Gestern aber blieben die kurdischen Proteste in Bremen friedlich. Zwischen den verschiedenen Wahlkampfveranstaltungen vor der Bürgerschaft war es dem Verein „Mesopotamisches Volkshaus“ gelungen, pünktlich zum Prozeßauftakt gegen Öcalan eine Kundgebung anzumelden. 250 KurdInnen, darunter viele Frauen und Kinder, folgten dem Aufruf. „Freiheit für Öcalan“ stand auf roten Bannern. Die Kinder in den Farben der verbotenen kurdischen Arbeiterpartei, verteilten Flugblätter. Frauen hielten Öcalan-Fahnen in den lauen Wind. „Es gab keine Vorfälle“, hieß es in der Polizeipressestelle – und man erwarte auch keine.

Ganz anders als bei den Kundgebungen im Frühjahr, direkt nach der Verschleppung Öcalans aus Kenia in die Türkei, sitzen auch die Männer entspannt am Boden.
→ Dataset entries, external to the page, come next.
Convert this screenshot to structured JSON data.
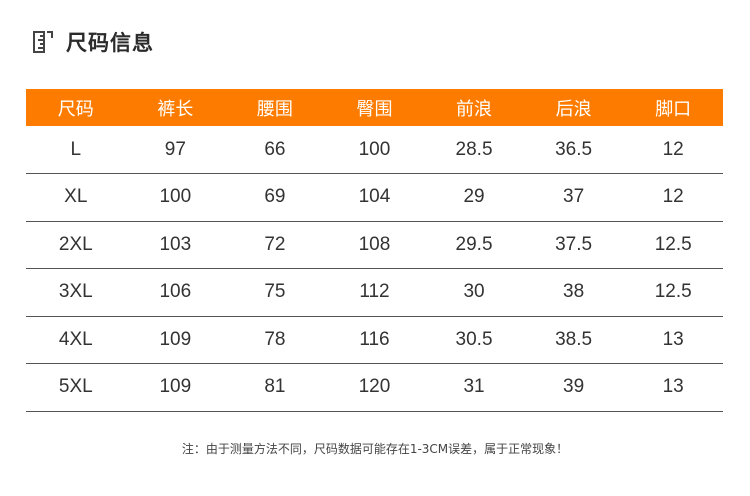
{
  "header": {
    "title": "尺码信息",
    "icon": "ruler-icon"
  },
  "colors": {
    "header_bg": "#fd7c00",
    "header_text": "#ffffff",
    "row_border": "#555555"
  },
  "table": {
    "columns": [
      "尺码",
      "裤长",
      "腰围",
      "臀围",
      "前浪",
      "后浪",
      "脚口"
    ],
    "rows": [
      [
        "L",
        "97",
        "66",
        "100",
        "28.5",
        "36.5",
        "12"
      ],
      [
        "XL",
        "100",
        "69",
        "104",
        "29",
        "37",
        "12"
      ],
      [
        "2XL",
        "103",
        "72",
        "108",
        "29.5",
        "37.5",
        "12.5"
      ],
      [
        "3XL",
        "106",
        "75",
        "112",
        "30",
        "38",
        "12.5"
      ],
      [
        "4XL",
        "109",
        "78",
        "116",
        "30.5",
        "38.5",
        "13"
      ],
      [
        "5XL",
        "109",
        "81",
        "120",
        "31",
        "39",
        "13"
      ]
    ]
  },
  "footer": {
    "note": "注：由于测量方法不同，尺码数据可能存在1-3CM误差，属于正常现象！"
  }
}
Die Rücken an Laternenpfähle gelehnt, schauen sie in die Sonne und unterhalten sich. Nur wenn der Mann am Megaphon ruft: „Die Türkei hat kein Recht, unseren Vorsitzenden vor Gericht zu stellen“, kommt Leben in die Lagernden. „Freiheit für Apo“, rufen die Menschen und trillern. Am Rand steht Mehmet Karaboga und erklärt: „Wir hoffen, daß die Politiker hier mit uns reden.“ Nur mit internationaler politischer Unterstützung könne man eine Lösung herbeiführen. Aber viel Hoffnung hat Karaboga nicht. Zwar habe es Gespräche mit den Bremer Grünen gegeben – und vor Monaten auch mit SPD-Landeschef Detlev Albers. „Aber der hat sich nie wieder gemeldet.“ Karaboga, der von sich selbst sagt, er sei immer für Frieden gewesen, macht das Sorgen. Er selbst war im Frühjahr von zwei Unbekannten kurzfristig entführt und dann wieder freigelassen worden. Während polizeiliche Ermittlung nichts erbrachten, ist er sicher, daß er eingeschüchtert werden sollte. Aber gerade Vermittler wie er dürften sich nicht zurückziehen, sagt er. Sonst könne die Situation schnell eskalieeren. „Nur habe ich keinen Schutz“, sagt er mit Blick auf die Bürgerschaft.